Technically, the occasion was only an "official dinner" since the honoured guest, Manmohan Singh of India, was not a head of state but a mere prime minister. But no matter. It was black ties for the gentlemen while Laura was resplendent in a yellow and orange ruffled gown by Bill Blass. The 134 guests could contemplate gorgeous flower arrangements in the shape of elephants as they sat in the State Dining Room, at tables covered in saffron silk edged with gold.

One way and another, it was a graceful way of saying that the world's most populous democracy was now too important for the US to ignore and that India now had been quite forgiven for that unscheduled nucular (oops, nuclear) test it carried out back in 1998. Oh yes, and if the US isn't yet ready to support India's campaign for a permanent seat on the UN Security Council, then a lavish dinner is the next best thing.

Poring over the published guest list was heaps of fun - what on earth did they do to get invited, I wondered, and why wasn't Karl Rove, the White House deputy chief of staff and Mr Bush's political svengali, there? Might Mr Rove have temporarily fallen from Presidential favour because of his involvement in the great CIA leak saga?

Then there was the menu, featuring pan-roasted halibut accompanied by basmati rice, followed by chocolate lotus blossoms and exotic glaces fashioned from mango, cardomom and cashew. (Why is it, incidentally, that food always sounds so much tastier in American English than English English?) Probably, you can get much the same at the hot new Asian-themed restaurant on Connecticut Avenue near where we live. But dishes don't come embossed with the White House seal.

So why aren't there more of these occasions? Some would argue that the very rarity of the state dinner only enhances its value and distinction. But everyone knows the real reasons why Mr Bush doesn't care for them. Famously, he likes to be in bed by 9 or 9.30 p.m, which tends to put a damper on the party mood. He visibly detests pomp and ceremony (unless of course the military is involved) and hates the Washington social scene (such as it is in this era of tee-totalling, homesick Texans).

Who gets the nod

In fact, there is a subtle pecking order in the treatment accorded to foreign leaders visiting the capital. To be sure, a meeting with the President is the status symbol to end all status symbols. But not all foreign leaders are the same. The nearest protocol equivalent to a brush-off is the basic 20-minute-and-not-a-second-longer session in the Oval Office, with a photo-op to prove it really happened.

One notch-up is is an expanded White House visit, including some weighty conferring with the President and some top advisers around the table in the Cabinet Room next door to the Oval Office. Better still is a "working lunch or dinner - which is what Tony Blair usually gets when he comes here. Top of the list is a state dinner. But if truth be told, even that isn't the supreme accolade.
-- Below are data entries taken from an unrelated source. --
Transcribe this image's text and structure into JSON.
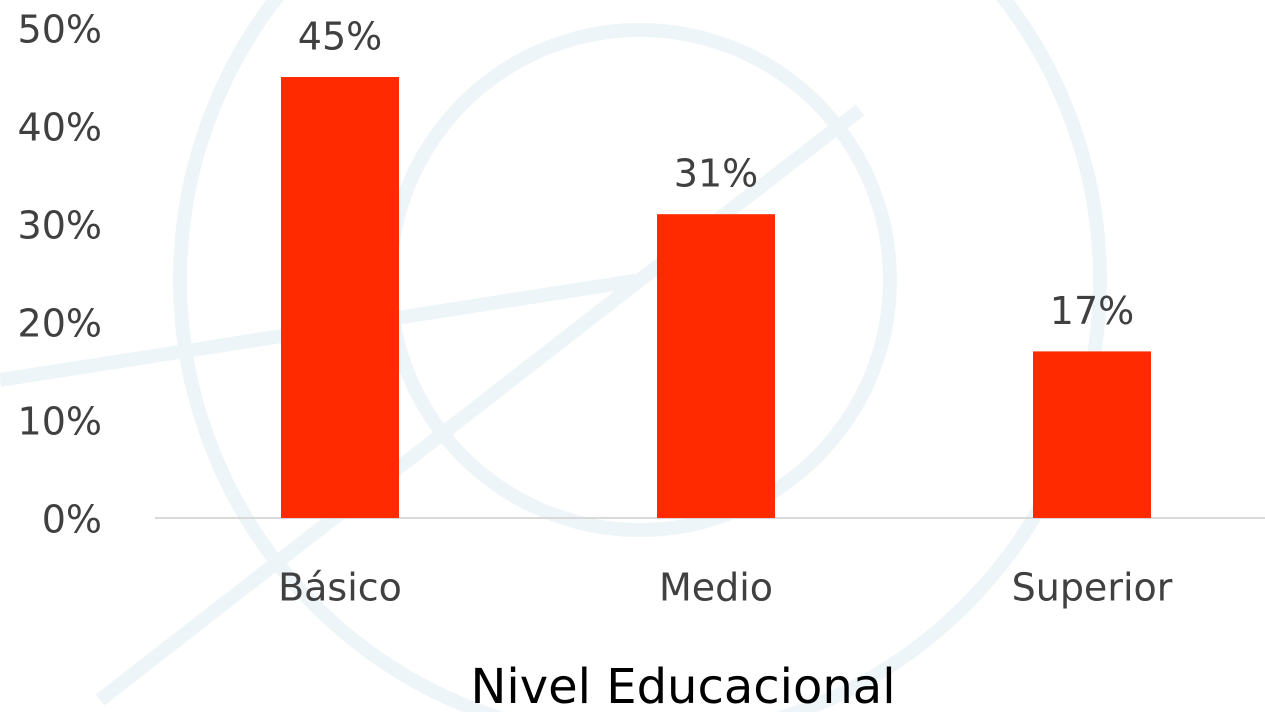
{
  "chart_data": {
    "type": "bar",
    "x_label": "Nivel Educacional",
    "categories": [
      "Básico",
      "Medio",
      "Superior"
    ],
    "values": [
      45,
      31,
      17
    ],
    "value_labels": [
      "45%",
      "31%",
      "17%"
    ],
    "color": "#ff2a00",
    "ylim": [
      0,
      50
    ],
    "yticks": [
      {
        "value": 0,
        "label": "0%"
      },
      {
        "value": 10,
        "label": "10%"
      },
      {
        "value": 20,
        "label": "20%"
      },
      {
        "value": 30,
        "label": "30%"
      },
      {
        "value": 40,
        "label": "40%"
      },
      {
        "value": 50,
        "label": "50%"
      }
    ]
  }
}
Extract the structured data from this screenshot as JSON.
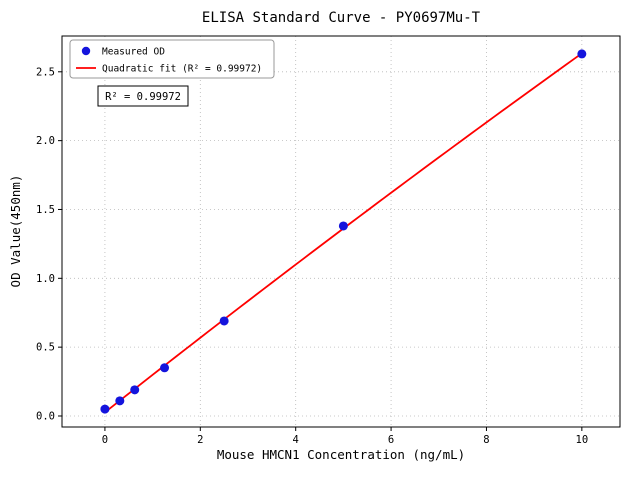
{
  "chart_data": {
    "type": "scatter",
    "title": "ELISA Standard Curve - PY0697Mu-T",
    "xlabel": "Mouse HMCN1 Concentration (ng/mL)",
    "ylabel": "OD Value(450nm)",
    "xlim": [
      -0.9,
      10.8
    ],
    "ylim": [
      -0.08,
      2.76
    ],
    "x_ticks": [
      0,
      2,
      4,
      6,
      8,
      10
    ],
    "y_ticks": [
      0,
      0.5,
      1,
      1.5,
      2,
      2.5
    ],
    "grid": true,
    "legend_position": "upper-left",
    "series": [
      {
        "name": "Measured OD",
        "type": "scatter",
        "color": "#1414dd",
        "x": [
          0,
          0.3125,
          0.625,
          1.25,
          2.5,
          5,
          10
        ],
        "y": [
          0.05,
          0.11,
          0.19,
          0.35,
          0.69,
          1.38,
          2.63
        ]
      },
      {
        "name": "Quadratic fit (R² = 0.99972)",
        "type": "line",
        "color": "#ff0000",
        "fit_coeffs": [
          -0.00126,
          0.2733,
          0.0268
        ],
        "x_range": [
          0,
          10
        ]
      }
    ],
    "annotation": "R² = 0.99972",
    "colors": {
      "grid": "#b8b8b8",
      "axis": "#000000",
      "legend_border": "#999999",
      "annotation_border": "#000000"
    }
  }
}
Mr Singh will only know whether he really connected with Mr Bush if he's asked to stay at Camp David, the Presidential retreat in the wooded Catoctin Mountains half an hour by helicopter from the White House lawn, or down at the Bushs' Prairie Chapel ranch at Crawford. When you're taken for a drive in the Presidential pick up truck, invited to clear some brush, and fêted with barbecue and cowboy music under the Texan stars, then and only then is all set truly fair between you and the world's lone superpower. Mr Blair, needless to say, has sampled both.

But change may be on the way. Earlier this year Laura sacked Walter Scheib, White House chef for 11 years but whose most demanding chore of late has been preparing the peanut butter and jelly sandwiches of which the President is especially fond. "Sacked" is probably too brutal a way of putting it - Mr Schieb was apparently summoned by the White House chief usher (who acts as a kind of staff manager behind the Presidential green baize door) thanked for his services and gently informed that the First Lady intended to "go in another direction". Mr Scheib at the last check had still not been replaced.

But the word is that "another direction" means more state dinners. I for one can't wait, even though an invitation will never grace my mantelpiece.